In 1917, he enlisted in the United States Navy and signed up for aviation training, but although he became a capable pilot he was retained for service as an aviation mechanic.
His chance for fame came in 1925 when he was assigned to duty with Lieutenant Commander Richard E. Byrd’s naval aviation group attached to D. B. MacMillan’s expedition to Greenland in that year. Both his character and ability caught the attention of his commander, and he soon became Byrd’s close friend and personal pilot.
Together they planned a flight over the North Pole, and on a second expedition in the next year they carried out the plan, flying a 3-engine Fokker monoplane, the Josephine Ford, from Spitsbergen to the pole and back on May 9.
Both men were awarded the Medal of Honor for their feat, one of the rare peacetime awards of the Medal. Byrd was promoted to Commander and Bennett, by Act of Congress, to Warrant Mechanic.
He and Byrd then began planning for an air crossing of the Atlantic in their second plane, the America, but Bennett suffered serious injuries when the America crashed, opening the way for Charles Lindbergh to make the first trans-Atlantic flight.
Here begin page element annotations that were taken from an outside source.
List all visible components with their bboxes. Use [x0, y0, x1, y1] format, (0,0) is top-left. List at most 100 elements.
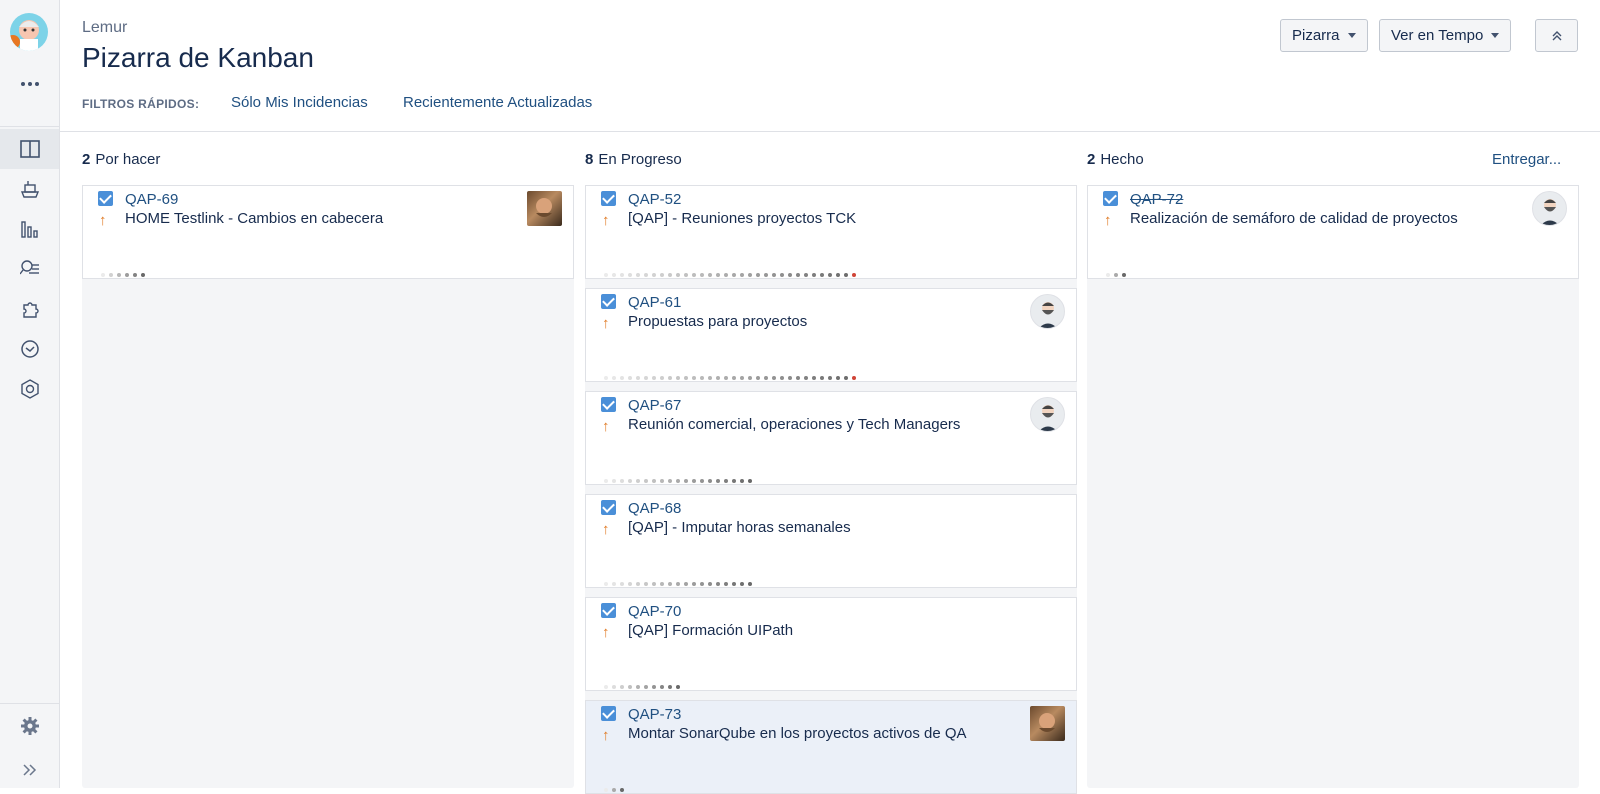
issue-card[interactable]: QAP-52 ↑ [QAP] - Reuniones proyectos TCK	[585, 185, 1077, 279]
issue-card[interactable]: QAP-69 ↑ HOME Testlink - Cambios en cabe…	[82, 185, 574, 279]
day-dot	[836, 376, 840, 380]
day-dot	[628, 376, 632, 380]
day-dot	[724, 582, 728, 586]
reports-icon[interactable]	[0, 209, 59, 249]
quick-filter-recently-updated[interactable]: Recientemente Actualizadas	[403, 94, 592, 111]
day-dot	[756, 376, 760, 380]
day-dot	[828, 376, 832, 380]
day-dot	[604, 582, 608, 586]
day-dot	[804, 376, 808, 380]
more-icon[interactable]	[0, 64, 59, 104]
day-dot	[684, 582, 688, 586]
collapse-header-button[interactable]	[1535, 19, 1578, 52]
quick-filter-my-issues[interactable]: Sólo Mis Incidencias	[231, 94, 368, 111]
issue-key[interactable]: QAP-52	[628, 191, 681, 208]
issue-summary: [QAP] - Imputar horas semanales	[628, 519, 851, 536]
assignee-avatar[interactable]	[527, 191, 562, 226]
column-todo: QAP-69 ↑ HOME Testlink - Cambios en cabe…	[82, 185, 574, 788]
day-dot	[740, 479, 744, 483]
day-dot	[780, 273, 784, 277]
day-dot	[692, 582, 696, 586]
assignee-avatar[interactable]	[1030, 294, 1065, 329]
project-avatar-icon[interactable]	[10, 13, 48, 51]
puzzle-icon[interactable]	[0, 289, 59, 329]
issue-card[interactable]: QAP-68 ↑ [QAP] - Imputar horas semanales	[585, 494, 1077, 588]
day-dot	[604, 479, 608, 483]
issue-key[interactable]: QAP-70	[628, 603, 681, 620]
column-in-progress: QAP-52 ↑ [QAP] - Reuniones proyectos TCK…	[585, 185, 1077, 794]
day-dot	[604, 788, 608, 792]
assignee-avatar[interactable]	[1532, 191, 1567, 226]
issue-key[interactable]: QAP-68	[628, 500, 681, 517]
column-header-in-progress: 8 En Progreso	[585, 151, 682, 168]
release-link[interactable]: Entregar...	[1492, 151, 1561, 168]
day-dot	[628, 685, 632, 689]
day-dot	[716, 582, 720, 586]
issue-card[interactable]: QAP-72 ↑ Realización de semáforo de cali…	[1087, 185, 1579, 279]
issue-summary: [QAP] - Reuniones proyectos TCK	[628, 210, 857, 227]
day-dot	[844, 273, 848, 277]
day-dot	[141, 273, 145, 277]
board-icon[interactable]	[0, 129, 59, 169]
issue-key[interactable]: QAP-69	[125, 191, 178, 208]
day-dot	[708, 582, 712, 586]
day-dot	[724, 273, 728, 277]
day-dot	[644, 685, 648, 689]
hexagon-icon[interactable]	[0, 369, 59, 409]
day-dot	[700, 479, 704, 483]
ship-icon[interactable]	[0, 169, 59, 209]
day-dot	[692, 479, 696, 483]
day-dot	[732, 376, 736, 380]
priority-arrow-icon: ↑	[602, 212, 610, 229]
chevron-down-icon	[1347, 33, 1356, 38]
day-dot	[117, 273, 121, 277]
settings-icon[interactable]	[0, 706, 59, 746]
day-dot	[708, 479, 712, 483]
issue-card[interactable]: QAP-73 ↑ Montar SonarQube en los proyect…	[585, 700, 1077, 794]
day-dot	[812, 273, 816, 277]
day-dot	[101, 273, 105, 277]
task-type-icon	[601, 500, 616, 515]
day-dot	[612, 582, 616, 586]
tempo-dropdown-button[interactable]: Ver en Tempo	[1379, 19, 1512, 52]
issue-card[interactable]: QAP-70 ↑ [QAP] Formación UIPath	[585, 597, 1077, 691]
column-done: QAP-72 ↑ Realización de semáforo de cali…	[1087, 185, 1579, 788]
day-dot	[748, 376, 752, 380]
day-dot	[620, 376, 624, 380]
day-dot	[644, 479, 648, 483]
board-dropdown-button[interactable]: Pizarra	[1280, 19, 1368, 52]
day-dot	[660, 273, 664, 277]
issue-key[interactable]: QAP-67	[628, 397, 681, 414]
time-icon[interactable]	[0, 329, 59, 369]
day-dot	[780, 376, 784, 380]
issue-card[interactable]: QAP-61 ↑ Propuestas para proyectos	[585, 288, 1077, 382]
day-dot	[612, 273, 616, 277]
day-dot	[636, 582, 640, 586]
day-dot	[692, 376, 696, 380]
issue-summary: Montar SonarQube en los proyectos activo…	[628, 725, 967, 742]
day-dot	[109, 273, 113, 277]
day-dot	[652, 582, 656, 586]
issue-key[interactable]: QAP-61	[628, 294, 681, 311]
assignee-avatar[interactable]	[1030, 397, 1065, 432]
task-type-icon	[601, 191, 616, 206]
day-dot	[620, 582, 624, 586]
board-header: Lemur Pizarra de Kanban FILTROS RÁPIDOS:…	[60, 0, 1600, 132]
day-dot	[828, 273, 832, 277]
expand-icon[interactable]	[0, 750, 59, 790]
day-dot	[748, 582, 752, 586]
priority-arrow-icon: ↑	[602, 624, 610, 641]
issue-summary: [QAP] Formación UIPath	[628, 622, 794, 639]
assignee-avatar[interactable]	[1030, 706, 1065, 741]
issue-card[interactable]: QAP-67 ↑ Reunión comercial, operaciones …	[585, 391, 1077, 485]
search-issues-icon[interactable]	[0, 249, 59, 289]
project-name[interactable]: Lemur	[82, 19, 127, 37]
day-dot	[636, 479, 640, 483]
issue-key[interactable]: QAP-73	[628, 706, 681, 723]
column-name: Por hacer	[95, 151, 161, 168]
day-dot	[660, 582, 664, 586]
issue-summary: Realización de semáforo de calidad de pr…	[1130, 210, 1458, 227]
day-dot	[1114, 273, 1118, 277]
day-dot	[756, 273, 760, 277]
issue-key[interactable]: QAP-72	[1130, 191, 1183, 208]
Bennett was appointed second-in-command of Byrd’s 1928–30 expedition to the South Pole, most of the details he had planned. Before the expedition set out, he and Bernt Balchen set out to salvage the Bremen, the first aircraft to cross the Atlantic westwards, which had gone down off the coast of Labrador.
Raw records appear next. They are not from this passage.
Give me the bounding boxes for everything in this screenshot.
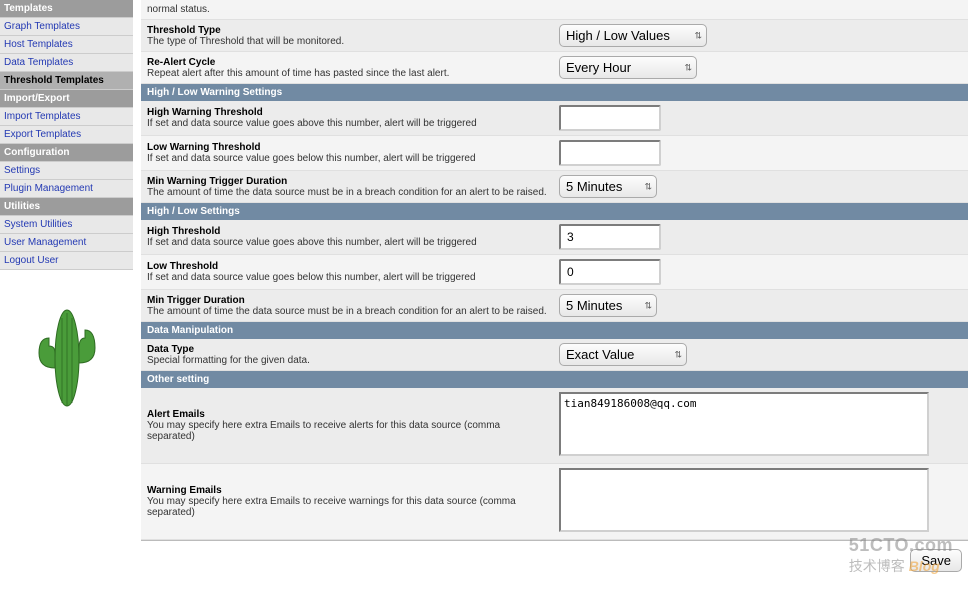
section-data-manip: Data Manipulation bbox=[141, 322, 968, 339]
row-restoral-tail: normal status. bbox=[141, 0, 968, 20]
row-alert-emails: Alert Emails You may specify here extra … bbox=[141, 388, 968, 464]
realert-cycle-select[interactable]: Every Hour bbox=[559, 56, 697, 79]
restoral-desc-tail: normal status. bbox=[147, 4, 210, 15]
low-threshold-desc: If set and data source value goes below … bbox=[147, 272, 476, 283]
sidebar: TemplatesGraph TemplatesHost TemplatesDa… bbox=[0, 0, 133, 591]
save-button[interactable]: Save bbox=[910, 549, 962, 572]
nav-item[interactable]: Import Templates bbox=[0, 108, 133, 126]
high-warning-desc: If set and data source value goes above … bbox=[147, 118, 477, 129]
nav-item[interactable]: Logout User bbox=[0, 252, 133, 270]
section-other: Other setting bbox=[141, 371, 968, 388]
min-warning-trigger-label: Min Warning Trigger Duration bbox=[147, 176, 549, 187]
row-high-warning: High Warning Threshold If set and data s… bbox=[141, 101, 968, 136]
min-trigger-label: Min Trigger Duration bbox=[147, 295, 549, 306]
high-threshold-label: High Threshold bbox=[147, 226, 549, 237]
threshold-type-label: Threshold Type bbox=[147, 25, 549, 36]
alert-emails-desc: You may specify here extra Emails to rec… bbox=[147, 420, 500, 442]
alert-emails-label: Alert Emails bbox=[147, 409, 549, 420]
low-warning-input[interactable] bbox=[559, 140, 661, 166]
section-hl-warning: High / Low Warning Settings bbox=[141, 84, 968, 101]
min-warning-trigger-desc: The amount of time the data source must … bbox=[147, 187, 547, 198]
realert-cycle-label: Re-Alert Cycle bbox=[147, 57, 549, 68]
warning-emails-input[interactable] bbox=[559, 468, 929, 532]
row-realert-cycle: Re-Alert Cycle Repeat alert after this a… bbox=[141, 52, 968, 84]
data-type-select[interactable]: Exact Value bbox=[559, 343, 687, 366]
alert-emails-input[interactable]: tian849186008@qq.com bbox=[559, 392, 929, 456]
low-warning-label: Low Warning Threshold bbox=[147, 142, 549, 153]
nav-item[interactable]: Graph Templates bbox=[0, 18, 133, 36]
high-warning-label: High Warning Threshold bbox=[147, 107, 549, 118]
nav-header: Utilities bbox=[0, 198, 133, 216]
high-warning-input[interactable] bbox=[559, 105, 661, 131]
low-threshold-label: Low Threshold bbox=[147, 261, 549, 272]
row-min-warning-trigger: Min Warning Trigger Duration The amount … bbox=[141, 171, 968, 203]
nav-header: Templates bbox=[0, 0, 133, 18]
nav-item[interactable]: System Utilities bbox=[0, 216, 133, 234]
nav-item[interactable]: User Management bbox=[0, 234, 133, 252]
warning-emails-desc: You may specify here extra Emails to rec… bbox=[147, 496, 516, 518]
nav-item[interactable]: Threshold Templates bbox=[0, 72, 133, 90]
nav-item[interactable]: Data Templates bbox=[0, 54, 133, 72]
threshold-type-desc: The type of Threshold that will be monit… bbox=[147, 36, 344, 47]
low-warning-desc: If set and data source value goes below … bbox=[147, 153, 476, 164]
row-low-warning: Low Warning Threshold If set and data so… bbox=[141, 136, 968, 171]
nav-item[interactable]: Export Templates bbox=[0, 126, 133, 144]
nav-item[interactable]: Settings bbox=[0, 162, 133, 180]
row-threshold-type: Threshold Type The type of Threshold tha… bbox=[141, 20, 968, 52]
realert-cycle-desc: Repeat alert after this amount of time h… bbox=[147, 68, 449, 79]
row-min-trigger: Min Trigger Duration The amount of time … bbox=[141, 290, 968, 322]
low-threshold-input[interactable] bbox=[559, 259, 661, 285]
data-type-desc: Special formatting for the given data. bbox=[147, 355, 310, 366]
high-threshold-desc: If set and data source value goes above … bbox=[147, 237, 477, 248]
section-hl: High / Low Settings bbox=[141, 203, 968, 220]
high-threshold-input[interactable] bbox=[559, 224, 661, 250]
threshold-type-select[interactable]: High / Low Values bbox=[559, 24, 707, 47]
min-warning-trigger-select[interactable]: 5 Minutes bbox=[559, 175, 657, 198]
nav-item[interactable]: Host Templates bbox=[0, 36, 133, 54]
min-trigger-desc: The amount of time the data source must … bbox=[147, 306, 547, 317]
main-content: normal status. Threshold Type The type o… bbox=[133, 0, 968, 591]
nav-header: Import/Export bbox=[0, 90, 133, 108]
nav-header: Configuration bbox=[0, 144, 133, 162]
row-warning-emails: Warning Emails You may specify here extr… bbox=[141, 464, 968, 540]
nav-item[interactable]: Plugin Management bbox=[0, 180, 133, 198]
row-data-type: Data Type Special formatting for the giv… bbox=[141, 339, 968, 371]
warning-emails-label: Warning Emails bbox=[147, 485, 549, 496]
save-row: Save bbox=[141, 540, 968, 580]
min-trigger-select[interactable]: 5 Minutes bbox=[559, 294, 657, 317]
row-high-threshold: High Threshold If set and data source va… bbox=[141, 220, 968, 255]
data-type-label: Data Type bbox=[147, 344, 549, 355]
row-low-threshold: Low Threshold If set and data source val… bbox=[141, 255, 968, 290]
cactus-logo bbox=[0, 298, 133, 418]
On the way Bennett fell ill and died at Quebec, Canada, on 25 April 1928. He was mourned throughout the United States as a national hero, and Byrd christened his plane for that expedition the Floyd Bennett. He had also been awarded a special medal of the National Geographic Society, with its seal on the reverse side, presented by President Calvin Coolidge in 1926. He was buried in Section 3 of Arlington National Cemetery.
New York City’s first municipal airport, Floyd Bennett Field in Brooklyn (later Naval Air Station New York), and Floyd Bennett Memorial Airport in Glens Falls, New York, were named for him.